Secrets Management

Applies To:

Pipeline Bundle

Configuration Scope:

Pipeline

Databricks Docs:

https://docs.databricks.com/en/security/secrets

Overview

Databricks natively supports secrets management and the secure retrieval of credentials, connection details, host names or other sensitive information for use at pipeline execution time. This negates the need to include these details directly in your data flow specs, config files or code.

Important

Credentials and other sensitive information should never be hardcoded in your data flow specs, config files or code. Use the native Databricks secrets management features to store and retrieve these details.

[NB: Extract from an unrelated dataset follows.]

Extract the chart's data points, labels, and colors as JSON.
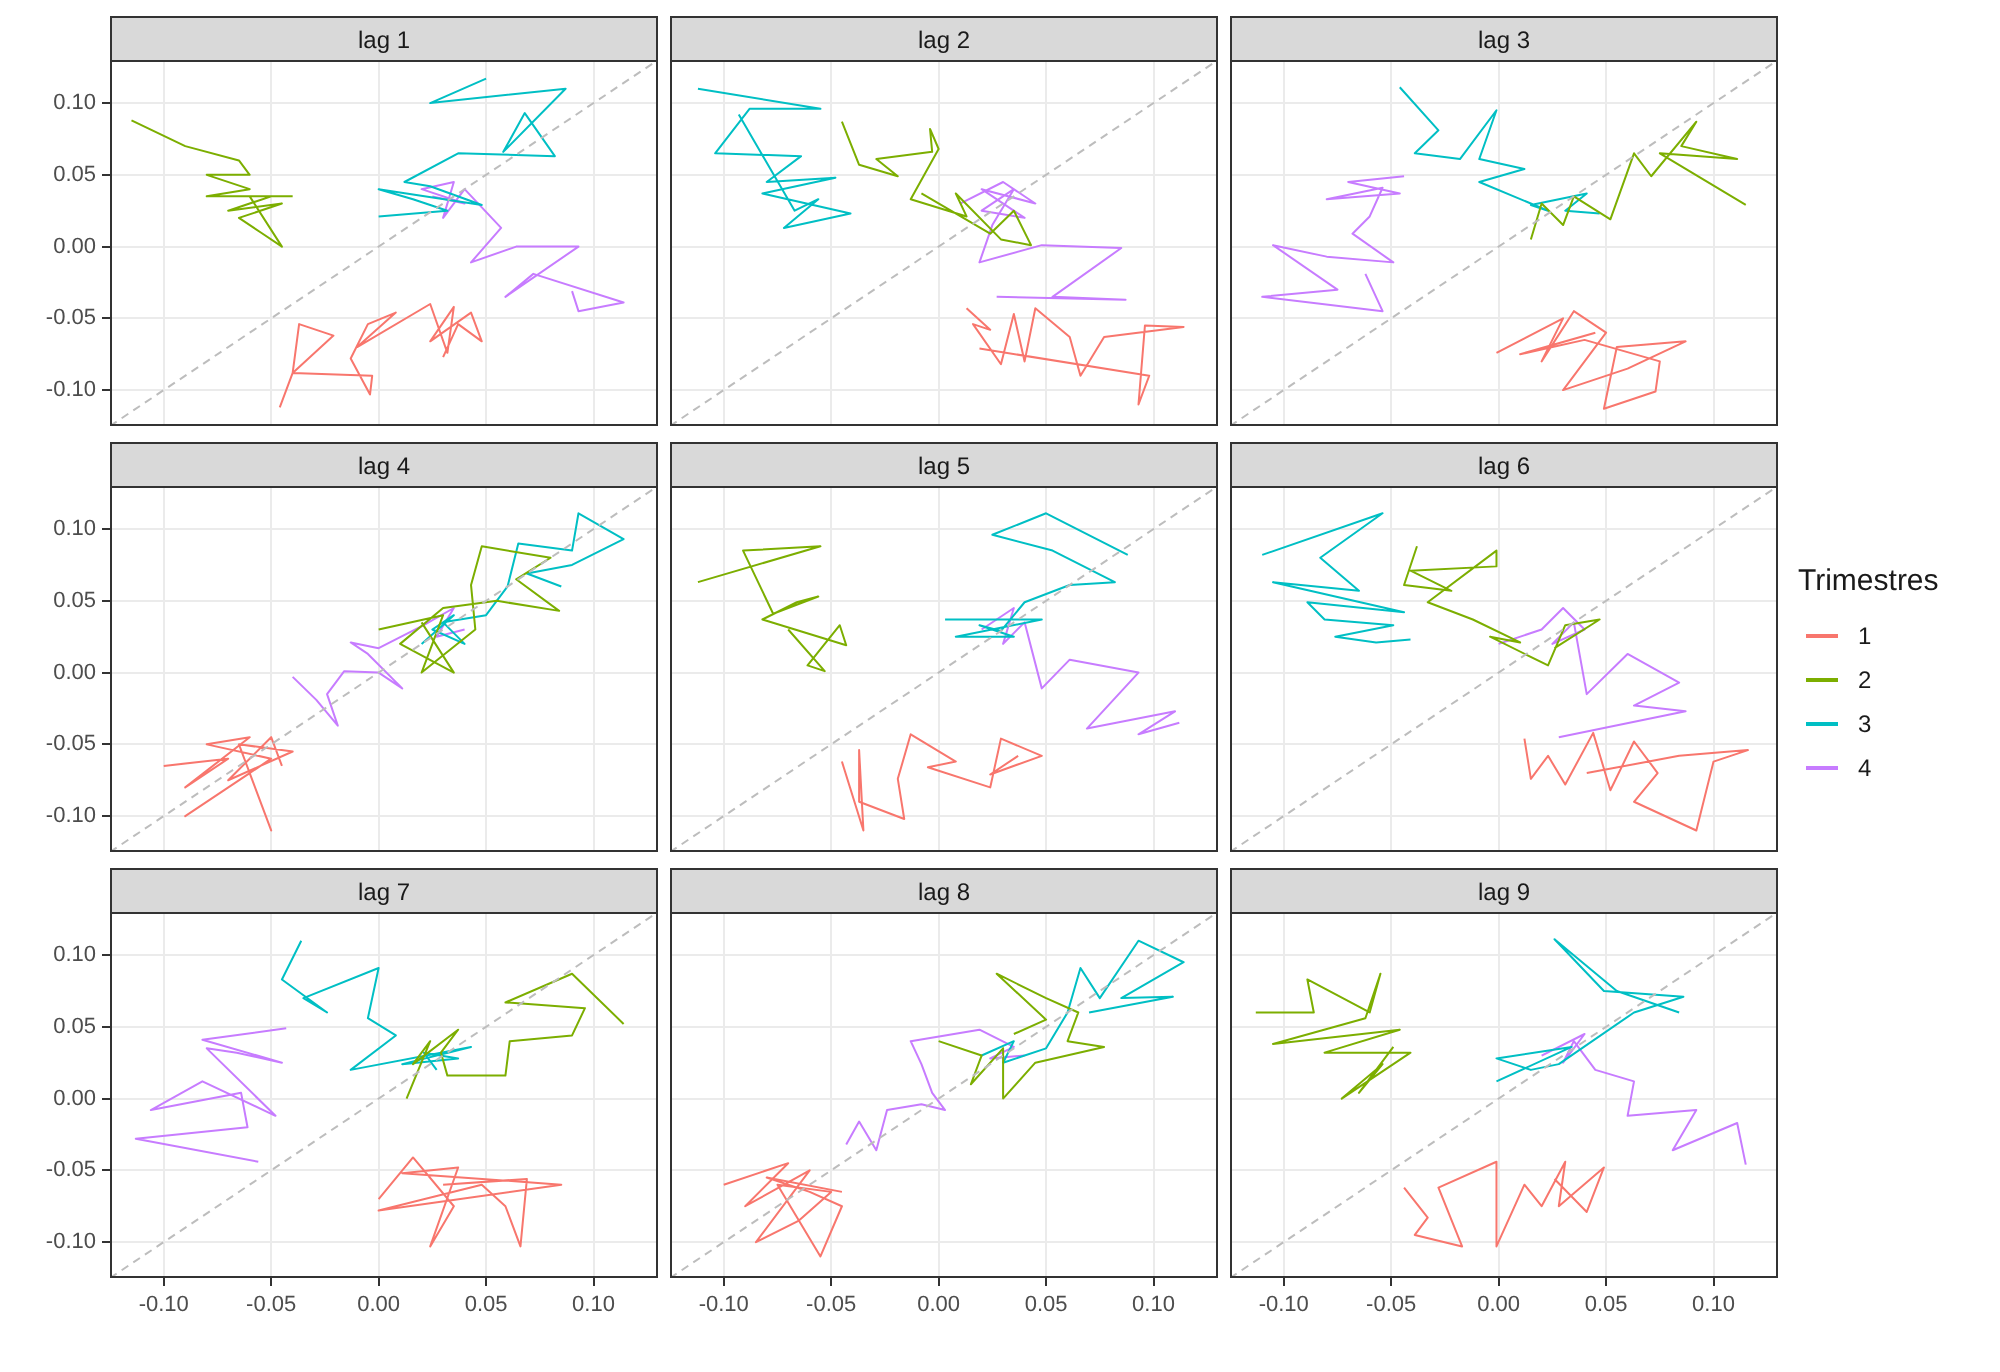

The Framework allows you to specify the Secret Scopes and Secrets you need access to at Pipeline Bundle level and then reference these in your data flow specs.

Important

Secret management is implemented in a such a way that:

  • Secrets are not cached by the Framework

  • Secrets appear as [REDACTED] in the Framework logs or any print statements

  • Secrets are retrieved only at pipeline execution time

  • Secrets appear as [REDACTED] in any downstream conversions

Warning

DO NOT CHANGE THE SECRET MANAGER IMPLEMENTATION WITHOUT TALKING TO YOUR FRAMEWORK OWNER FIRST!

Configuration

Scope: Pipeline
In a Pipeline bundle, secrets are defined in the following configuration file: src/pipeline_config/<deployment environment>_secrets.json|yaml
e.g. src/pipeline_config/dev_secrets.json|yaml

Configuration Schema

An secrets config file has the following structure:

{
    "<secret alias_1>": {
        "scope": "<secret scope>",
        "key": "<secret key>"
    },
    "<secret alias_2>": {
        "scope": "<secret scope>",
        "key": "<secret key>"
    },
    ...
}

Field

Description

secret alias

The alias used to reference the secret in your data flow specs

scope

The Secret Scope that the secret belongs to in Databricks

key

The key of the secret in the specified Secret Scope.

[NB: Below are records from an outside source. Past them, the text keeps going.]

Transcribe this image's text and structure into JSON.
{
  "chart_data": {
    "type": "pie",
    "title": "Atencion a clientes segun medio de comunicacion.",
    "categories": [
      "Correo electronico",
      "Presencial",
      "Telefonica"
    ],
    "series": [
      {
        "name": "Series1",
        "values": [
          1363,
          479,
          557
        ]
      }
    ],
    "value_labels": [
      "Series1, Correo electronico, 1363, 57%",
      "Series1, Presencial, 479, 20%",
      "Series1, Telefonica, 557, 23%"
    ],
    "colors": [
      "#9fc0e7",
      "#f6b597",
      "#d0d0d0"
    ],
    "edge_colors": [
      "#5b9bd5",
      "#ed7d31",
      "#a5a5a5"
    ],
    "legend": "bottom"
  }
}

Referencing Secrets in Data Flow Specs

Secrets can be referenced as a value in any part of your data flow specs by using the folowing syntax: ${secret.<secret_alias>}.

For example, assume we want to connect to Kafka and we need to provide a keystore password. We would first ensure that the secret is configued in the secrets config file discussed above as follows:

{
    "kafka_source_bootstrap_servers_password": {
        "scope": "mySecretScope",
        "key": "KafkaSecretKey"
    }
}

We can then reference the secret in any data flow spec as per the highligheted line in the code sample below:

{
    "dataFlowId": "kafka_source_topic_1_staging",
    "dataFlowGroup": "kafka_samples",
    "dataFlowType": "standard",
    "sourceSystem": "testSystem",
    "sourceType": "kafka",
    "sourceViewName": "v_topic_1",
    "sourceDetails": {
        "readerOptions": {
            "kafka.bootstrap.servers": "{kafka_source_bootstrap_servers}",
            "kafka.security.protocol": "SSL",
            "kafka.ssl.keystore.password": "${secret.kafka_source_bootstrap_servers_password}",
            "subscribe": "{kafka_source_topic}",
            "startingOffsets": "earliest"
        }
    },
    "mode": "stream",
    "targetFormat": "delta",
    "targetDetails": {
        "table": "topic_1_staging",
        "tableProperties": {
            "delta.enableChangeDataFeed": "true"
        }
    },
    "dataQualityExpectationsEnabled": false,
    "quarantineMode": "off"
}

Best Practices

  1. Never store secrets in code or configuration files

  2. Use appropriate secret scopes for different environments

  3. Rotate secrets regularly

  4. Limit access to secret scopes

Troubleshooting

Secret Access Denied

  • Verify secret scope exists

  • Check access permissions

  • Validate key names

  • Review scope configuration

Configuration Errors

  • Validate config file format

  • Check for missing fields

  • Verify string values

  • Review scope/key names